Chicago Police Officers Conrad Gary and Eduardo Marmolejo had responded to the area of Dauphin Avenue and 103rd Street just before 6:20 p.m. on Monday, after a ShotSpotter sensor detected gunfire in the area, the Chicago Tribune reported.
Earlier reports indicated that Officer Gary, 31, and Officer Marmolejo, 36, spotted a suspect running up onto the Metra tracks, and began chasing him on foot, but Chicago Police Department spokesperson Tom Ahern later said the officers had not yet located the gunman they were pursuing, WBBM reported.
Investigators were able to review the officers’ body cameras to help determine what occurred in the moments before the fatal collision, Ahern explained.

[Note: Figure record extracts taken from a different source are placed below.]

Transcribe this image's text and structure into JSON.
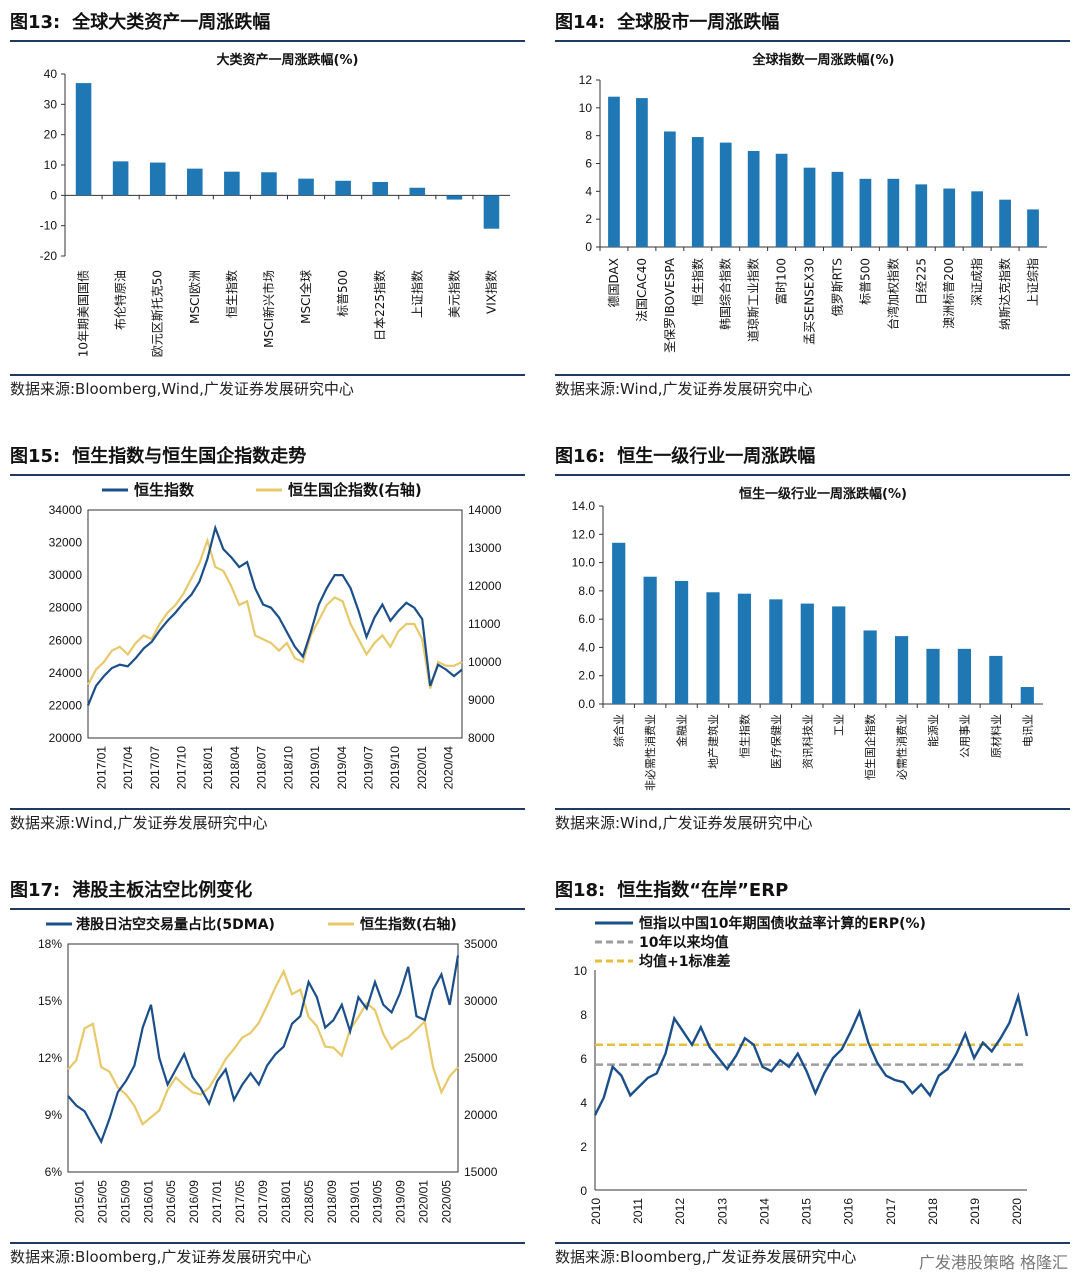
{
  "colors": {
    "blue": "#1f77b4",
    "navy": "#1a4f8a",
    "gold": "#e8c96a",
    "gray": "#9e9e9e",
    "dashgold": "#e6bd3c",
    "rule": "#1f3a60"
  },
  "charts": [
    {
      "id": "fig13",
      "fig_no": "图13:",
      "heading": "全球大类资产一周涨跌幅",
      "source": "数据来源:Bloomberg,Wind,广发证券发展研究中心",
      "chart_data": {
        "type": "bar",
        "title": "大类资产一周涨跌幅(%)",
        "categories": [
          "10年期美国国债",
          "布伦特原油",
          "欧元区斯托克50",
          "MSCI欧洲",
          "恒生指数",
          "MSCI新兴市场",
          "MSCI全球",
          "标普500",
          "日本225指数",
          "上证指数",
          "美元指数",
          "VIX指数"
        ],
        "values": [
          37.0,
          11.2,
          10.8,
          8.8,
          7.8,
          7.6,
          5.5,
          4.8,
          4.4,
          2.5,
          -1.4,
          -11.0
        ],
        "yticks": [
          40,
          30,
          20,
          10,
          0,
          -10,
          -20
        ],
        "ylim": [
          -20,
          40
        ]
      }
    },
    {
      "id": "fig14",
      "fig_no": "图14:",
      "heading": "全球股市一周涨跌幅",
      "source": "数据来源:Wind,广发证券发展研究中心",
      "chart_data": {
        "type": "bar",
        "title": "全球指数一周涨跌幅(%)",
        "categories": [
          "德国DAX",
          "法国CAC40",
          "圣保罗IBOVESPA",
          "恒生指数",
          "韩国综合指数",
          "道琼斯工业指数",
          "富时100",
          "孟买SENSEX30",
          "俄罗斯RTS",
          "标普500",
          "台湾加权指数",
          "日经225",
          "澳洲标普200",
          "深证成指",
          "纳斯达克指数",
          "上证综指"
        ],
        "values": [
          10.8,
          10.7,
          8.3,
          7.9,
          7.5,
          6.9,
          6.7,
          5.7,
          5.4,
          4.9,
          4.9,
          4.5,
          4.2,
          4.0,
          3.4,
          2.7
        ],
        "yticks": [
          12,
          10,
          8,
          6,
          4,
          2,
          0
        ],
        "ylim": [
          0,
          12
        ]
      }
    },
    {
      "id": "fig15",
      "fig_no": "图15:",
      "heading": "恒生指数与恒生国企指数走势",
      "source": "数据来源:Wind,广发证券发展研究中心",
      "chart_data": {
        "type": "line",
        "legend": [
          "恒生指数",
          "恒生国企指数(右轴)"
        ],
        "xticks": [
          "2017/01",
          "2017/04",
          "2017/07",
          "2017/10",
          "2018/01",
          "2018/04",
          "2018/07",
          "2018/10",
          "2019/01",
          "2019/04",
          "2019/07",
          "2019/10",
          "2020/01",
          "2020/04"
        ],
        "yticks_left": [
          34000,
          32000,
          30000,
          28000,
          26000,
          24000,
          22000,
          20000
        ],
        "yticks_right": [
          14000,
          13000,
          12000,
          11000,
          10000,
          9000,
          8000
        ],
        "ylim_left": [
          20000,
          34000
        ],
        "ylim_right": [
          8000,
          14000
        ],
        "series": [
          {
            "name": "恒生指数",
            "axis": "left",
            "values": [
              22000,
              23200,
              23800,
              24300,
              24500,
              24400,
              24900,
              25500,
              25900,
              26600,
              27200,
              27700,
              28300,
              28800,
              29600,
              31000,
              32900,
              31600,
              31100,
              30500,
              30800,
              29200,
              28200,
              28000,
              27400,
              26500,
              25600,
              25000,
              26500,
              28200,
              29200,
              30000,
              30000,
              29200,
              27800,
              26200,
              27400,
              28200,
              27200,
              27800,
              28300,
              28000,
              27300,
              23200,
              24500,
              24200,
              23800,
              24200
            ]
          },
          {
            "name": "恒生国企指数(右轴)",
            "axis": "right",
            "values": [
              9400,
              9800,
              10000,
              10300,
              10400,
              10200,
              10500,
              10700,
              10600,
              11000,
              11300,
              11500,
              11800,
              12200,
              12600,
              13200,
              12500,
              12400,
              12000,
              11500,
              11600,
              10700,
              10600,
              10500,
              10300,
              10500,
              10100,
              10000,
              10700,
              11100,
              11500,
              11700,
              11600,
              11000,
              10600,
              10200,
              10500,
              10700,
              10400,
              10800,
              11000,
              11000,
              10600,
              9300,
              10000,
              9900,
              9900,
              10000
            ]
          }
        ]
      }
    },
    {
      "id": "fig16",
      "fig_no": "图16:",
      "heading": "恒生一级行业一周涨跌幅",
      "source": "数据来源:Wind,广发证券发展研究中心",
      "chart_data": {
        "type": "bar",
        "title": "恒生一级行业一周涨跌幅(%)",
        "categories": [
          "综合业",
          "非必需性消费业",
          "金融业",
          "地产建筑业",
          "恒生指数",
          "医疗保健业",
          "资讯科技业",
          "工业",
          "恒生国企指数",
          "必需性消费业",
          "能源业",
          "公用事业",
          "原材料业",
          "电讯业"
        ],
        "values": [
          11.4,
          9.0,
          8.7,
          7.9,
          7.8,
          7.4,
          7.1,
          6.9,
          5.2,
          4.8,
          3.9,
          3.9,
          3.4,
          1.2
        ],
        "yticks": [
          "14.0",
          "12.0",
          "10.0",
          "8.0",
          "6.0",
          "4.0",
          "2.0",
          "0.0"
        ],
        "ylim": [
          0,
          14
        ]
      }
    },
    {
      "id": "fig17",
      "fig_no": "图17:",
      "heading": "港股主板沽空比例变化",
      "source": "数据来源:Bloomberg,广发证券发展研究中心",
      "chart_data": {
        "type": "line",
        "legend": [
          "港股日沽空交易量占比(5DMA)",
          "恒生指数(右轴)"
        ],
        "xticks": [
          "2015/01",
          "2015/05",
          "2015/09",
          "2016/01",
          "2016/05",
          "2016/09",
          "2017/01",
          "2017/05",
          "2017/09",
          "2018/01",
          "2018/05",
          "2018/09",
          "2019/01",
          "2019/05",
          "2019/09",
          "2020/01",
          "2020/05"
        ],
        "yticks_left": [
          "18%",
          "15%",
          "12%",
          "9%",
          "6%"
        ],
        "yticks_right": [
          35000,
          30000,
          25000,
          20000,
          15000
        ],
        "ylim_left": [
          6,
          18
        ],
        "ylim_right": [
          15000,
          35000
        ],
        "series": [
          {
            "name": "港股日沽空交易量占比(5DMA)",
            "axis": "left",
            "values": [
              10.0,
              9.5,
              9.2,
              8.4,
              7.6,
              8.8,
              10.2,
              10.8,
              11.6,
              13.6,
              14.8,
              12.0,
              10.6,
              11.4,
              12.2,
              11.0,
              10.4,
              9.6,
              10.8,
              11.4,
              9.8,
              10.6,
              11.2,
              10.6,
              11.6,
              12.2,
              12.6,
              13.8,
              14.2,
              16.0,
              15.2,
              13.6,
              14.0,
              14.8,
              13.4,
              15.2,
              14.6,
              16.0,
              14.8,
              14.4,
              15.4,
              16.8,
              14.2,
              14.0,
              15.6,
              16.4,
              14.8,
              17.4
            ]
          },
          {
            "name": "恒生指数(右轴)",
            "axis": "right",
            "values": [
              24000,
              24800,
              27600,
              28000,
              24200,
              23800,
              22400,
              21800,
              20800,
              19200,
              19800,
              20400,
              22200,
              23300,
              22600,
              22000,
              21800,
              22400,
              23600,
              24900,
              25800,
              26800,
              27200,
              28100,
              29600,
              31200,
              32600,
              30600,
              31000,
              28600,
              27800,
              26000,
              25900,
              25200,
              27500,
              28600,
              29800,
              29200,
              27100,
              25800,
              26400,
              26800,
              27500,
              28200,
              24200,
              22000,
              23400,
              24200
            ]
          }
        ]
      }
    },
    {
      "id": "fig18",
      "fig_no": "图18:",
      "heading": "恒生指数“在岸”ERP",
      "source": "数据来源:Bloomberg,广发证券发展研究中心",
      "chart_data": {
        "type": "line",
        "legend": [
          "恒指以中国10年期国债收益率计算的ERP(%)",
          "10年以来均值",
          "均值+1标准差"
        ],
        "xticks": [
          "2010",
          "2011",
          "2012",
          "2013",
          "2014",
          "2015",
          "2016",
          "2017",
          "2018",
          "2019",
          "2020"
        ],
        "yticks": [
          10,
          8,
          6,
          4,
          2,
          0
        ],
        "ylim": [
          0,
          10
        ],
        "mean": 5.7,
        "mean_plus_1sd": 6.6,
        "series": [
          {
            "name": "恒指以中国10年期国债收益率计算的ERP(%)",
            "values": [
              3.4,
              4.2,
              5.6,
              5.2,
              4.3,
              4.7,
              5.1,
              5.3,
              6.2,
              7.8,
              7.2,
              6.6,
              7.4,
              6.5,
              6.0,
              5.5,
              6.1,
              6.9,
              6.6,
              5.6,
              5.4,
              5.9,
              5.6,
              6.2,
              5.4,
              4.4,
              5.3,
              6.0,
              6.4,
              7.2,
              8.1,
              6.7,
              5.8,
              5.2,
              5.0,
              4.9,
              4.4,
              4.8,
              4.3,
              5.2,
              5.5,
              6.2,
              7.1,
              6.0,
              6.7,
              6.3,
              6.9,
              7.6,
              8.8,
              7.0
            ]
          }
        ]
      }
    }
  ],
  "watermark": "广发港股策略  格隆汇"
}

According to the department, the video showed Officers Marmolejo and Gary as they exited their patrol vehicle and walked up a hill towards the Metra tracks while discussing which direction the suspect might have gone, WLS reported.
Ahern said that the officers were facing a northbound train that was traveling in their direction on a neighboring track as they walked along the railway, according to WBBM.

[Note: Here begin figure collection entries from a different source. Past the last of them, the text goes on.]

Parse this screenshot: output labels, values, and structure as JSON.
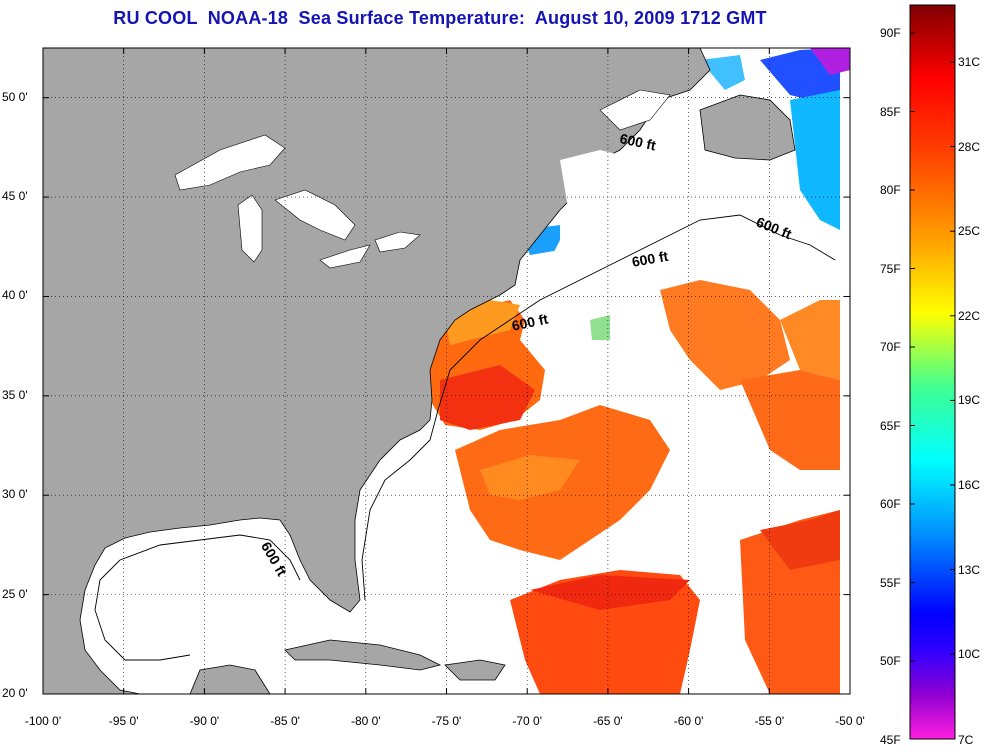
{
  "title": "RU COOL  NOAA-18  Sea Surface Temperature:  August 10, 2009 1712 GMT",
  "map": {
    "lon_range": [
      -100,
      -50
    ],
    "lat_range": [
      20,
      52.5
    ],
    "x_ticks": [
      "-100 0'",
      "-95 0'",
      "-90 0'",
      "-85 0'",
      "-80 0'",
      "-75 0'",
      "-70 0'",
      "-65 0'",
      "-60 0'",
      "-55 0'",
      "-50 0'"
    ],
    "y_ticks": [
      "50 0'",
      "45 0'",
      "40 0'",
      "35 0'",
      "30 0'",
      "25 0'",
      "20 0'"
    ],
    "grid": "dotted",
    "land_color": "#a6a6a6",
    "cloud_color": "#ffffff",
    "contour_labels": [
      "600 ft",
      "600 ft",
      "600 ft",
      "600 ft",
      "600 ft"
    ]
  },
  "colorbar": {
    "fahrenheit": [
      "90F",
      "85F",
      "80F",
      "75F",
      "70F",
      "65F",
      "60F",
      "55F",
      "50F",
      "45F"
    ],
    "celsius": [
      "31C",
      "28C",
      "25C",
      "22C",
      "19C",
      "16C",
      "13C",
      "10C",
      "7C"
    ],
    "colors": [
      "#ff00ff",
      "#8000c0",
      "#0000ff",
      "#00a0ff",
      "#00ffff",
      "#00ff80",
      "#ffff00",
      "#ffa000",
      "#ff4000",
      "#ff0000",
      "#a00000",
      "#800000"
    ]
  }
}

They did not see the southbound train barreling towards them from behind, he explained.
The noise from the train they were watching likely drowned out the sound of the train heading towards their backs, Ahern added.
The conductor said he tried to stop the southbound train – which was traveling between 60 and 70 miles per hour – but it was too late.
The department said that Officer Gary and Officer Marmolejo were killed instantly, WLS reported.
"These brave young men were consumed with identifying a potential threat," CPD Superintendent Eddie Johnson said during a Monday night press conference outside the agency’s headquarters, according to the Chicago Tribune.
He said the department was in “shock” over the loss of two of its own, and that the tragedy illustrated the danger law enforcement officers face every day.
“I often say the most dangerous thing a police officer can do is take a weapon off of an armed individual, and that's what they were doing… putting the safety of others above their own," Superintendent Johnson said, according to WLS.
Investigators recovered a weapon near the site of the impact, and were questioning a subject on Monday night, Guglielmi told the Chicago Tribune.
Police later said the suspect may have been "test firing" the weapon, and that he never fired it at the officers, WLS reported.
Northern Indiana Commuter Transportation District Spokesman Mike Noland said there were between 500 and 600 passengers on the train Number 119 on Monday night, the Chicago Sun Times reported.
No one on the train was injured in the crash, Noland said.
“You heard the train screech, like come to a screeching halt," witness Greg Brewer recalled, according to KKTV.
Brianna Medina, who was on the train at the time of the collision, said that she and her fellow passengers knew that something was wrong, but that they initially were unaware of what caused the train to come to a stop, the Chicago Tribune reported.
“It kind of felt like rocks, and it sounded like it was hitting rocks,” she recalled. “We were just sitting there in silence. About two hours later, someone finally told us what was going on.”
Both officers were assigned to the Calumet district, and were working as partners when the incident occurred, the Chicago Tribune reported.
"Pray for the families of these two heroic young men, pray for the 5th District who, even tonight, will stop at nothing to safeguard the community," Superintendent Johnson said.
Officer Marmolejo was a two-and-a-half-year veteran of the force, and leaves behind his wife and three young children, WLS reported.
Officer Gary had been with the department for 18 months, and leaves behind his wife and an infant.
“We've lost two young men, both fathers, young families," Chicago Mayor Rahm Emanuel said. "This holiday will never be the same for those two families. While our hearts are with them, we lost people who answered the call to try and make Chicago a better place."
A massive procession escorted the fallen officers’ bodies just before sunrise on Tuesday morning, the Chicago Sun Times reported.
"There are no words that can express the grief, the sense of loss,” Emanuel said, according to the Daily Herald. “It just knocks you back on your heels.”
"I think it's really important that we put our arms around the Chicago Police Department and hold them up and support them at this critical juncture, because we are so dependent on their professionalism and their sense of duty," the mayor added.